How to find the angle between two straight line equations? The Problem
There are two straight lines with equations as follow

y=-2x+10 and y=-3x+6

their point of intersection is (2,6) and i am asked to find the angle between them ?
A detailed and easy explanation would be appriciated 
Source and background
CIE/Cambridge International A and AS Level/Mathematics (9709)/Nov 2005 P1 Q9
(its part 3 i solved it a little before asking below is the whole question if needed)

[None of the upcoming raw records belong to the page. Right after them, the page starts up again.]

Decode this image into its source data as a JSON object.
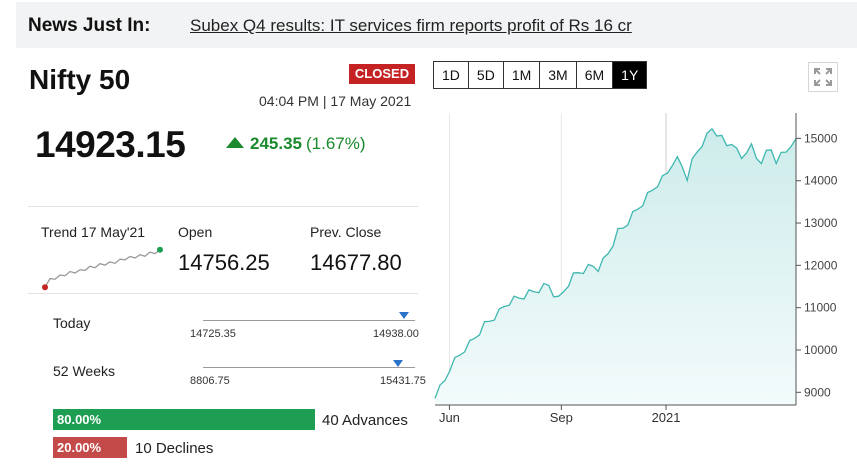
{
  "news": {
    "title": "News Just In:",
    "headline": "Subex Q4 results: IT services firm reports profit of Rs 16 cr"
  },
  "index": {
    "name": "Nifty 50",
    "status": "CLOSED",
    "timestamp": "04:04 PM | 17 May 2021",
    "price": "14923.15",
    "change": "245.35",
    "change_pct": "(1.67%)"
  },
  "stats": {
    "trend_label": "Trend 17 May'21",
    "open_label": "Open",
    "open_value": "14756.25",
    "prev_close_label": "Prev. Close",
    "prev_close_value": "14677.80"
  },
  "ranges": {
    "today": {
      "label": "Today",
      "low": "14725.35",
      "high": "14938.00",
      "position": 0.95
    },
    "weeks52": {
      "label": "52 Weeks",
      "low": "8806.75",
      "high": "15431.75",
      "position": 0.92
    }
  },
  "breadth": {
    "advances_pct": "80.00%",
    "advances_text": "40 Advances",
    "declines_pct": "20.00%",
    "declines_text": "10 Declines"
  },
  "periods": [
    {
      "label": "1D",
      "active": false
    },
    {
      "label": "5D",
      "active": false
    },
    {
      "label": "1M",
      "active": false
    },
    {
      "label": "3M",
      "active": false
    },
    {
      "label": "6M",
      "active": false
    },
    {
      "label": "1Y",
      "active": true
    }
  ],
  "icons": {
    "expand": "expand-icon",
    "up_arrow": "triangle-up-icon"
  },
  "colors": {
    "up": "#1a8a2c",
    "closed": "#c52323",
    "advance": "#1e9e53",
    "decline": "#c44a4a",
    "chart_line": "#3fb7b0",
    "chart_fill": "#cdeceb"
  },
  "chart_data": {
    "type": "area",
    "x_ticks": [
      "Jun",
      "Sep",
      "2021"
    ],
    "y_ticks": [
      9000,
      10000,
      11000,
      12000,
      13000,
      14000,
      15000
    ],
    "ylim": [
      8700,
      15600
    ],
    "series": [
      {
        "values": [
          8950,
          9100,
          9300,
          9600,
          9750,
          9900,
          10050,
          10150,
          10300,
          10450,
          10600,
          10700,
          10800,
          10900,
          11050,
          11150,
          11200,
          11250,
          11300,
          11350,
          11400,
          11450,
          11500,
          11550,
          11350,
          11200,
          11400,
          11600,
          11750,
          11850,
          11900,
          11950,
          12000,
          11950,
          12100,
          12300,
          12550,
          12800,
          12900,
          13050,
          13200,
          13350,
          13500,
          13650,
          13800,
          13950,
          14050,
          14200,
          14450,
          14500,
          14350,
          14100,
          14450,
          14700,
          14900,
          15050,
          15250,
          15150,
          15000,
          14850,
          14950,
          14700,
          14550,
          14750,
          14800,
          14550,
          14500,
          14650,
          14750,
          14500,
          14600,
          14700,
          14900,
          14923
        ]
      }
    ]
  },
  "sparkline_data": {
    "values": [
      14725,
      14760,
      14770,
      14780,
      14790,
      14800,
      14805,
      14810,
      14820,
      14830,
      14835,
      14845,
      14850,
      14855,
      14860,
      14870,
      14880,
      14885,
      14890,
      14895,
      14900,
      14910,
      14915,
      14923
    ]
  }
}
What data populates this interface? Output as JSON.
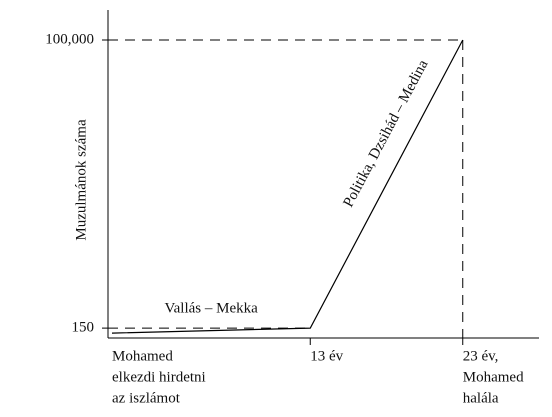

 A: Try using this relationship. If a line has slope $m$, and the angle at which it hits the $x$-axis is $\theta$, then 
$$\tan(\theta) = m.$$
A: The slope of $y=-2x+10$ is $-2$, so it makes an angle of $\arctan (-2)$ with the $x$ axis.  Similarly the other has a slope of $-3$ and makes an angle of $\arctan (-3)$ with the $x$ axis.  The angle between them is $\arctan (-2)-\arctan(-3)\approx 0.1419$ radians.
Another approach is that a vector in the direction of the first line is $(1,-2)$ and one in the direction of the second is $(1,-3)$.  The dot product $(1,-2)\cdot (1,-3)=7=|(1,-2)||(1,-3)|\cos \theta=5\sqrt 2 \cos \theta$.  This gives $\theta=\frac 7{5\sqrt 2}\approx 0.1419$
A: $$d_1:y=-2x+10\Rightarrow k_1=\tan\alpha_1=-2$$ and $$d_2:y=-3x+6\Rightarrow k_2=\tan\alpha_2=-3$$
then
$$\angle(d_1,d_2)=\alpha_1-\alpha_2=\arctan(\tan(\alpha_1-\alpha_2))=\arctan \frac{\tan\alpha_1-\tan\alpha_2}{1+\tan\alpha_1\tan\alpha_2}=$$
$$=\arctan\frac{k_1-k_2}{1+k_1k_2}=\arctan\frac{-2-(-3)}{1+(-2)(-3)}=\arctan\frac{1}{7}=0,14189..=8^{\circ} 07'48,37''$$
because
$$\arctan(\tan x)=x$$ and
$$\tan(\alpha_1-\alpha_2)=\frac{\tan\alpha_1-\tan\alpha_2}{1+\tan\alpha_1\tan\alpha_2}$$
A: The slope of a line is equal to the tan of its angle of inclination (angle above the positive x axis.  So you can calculate that angle for each line and then find the difference.  That is my initial suggestion.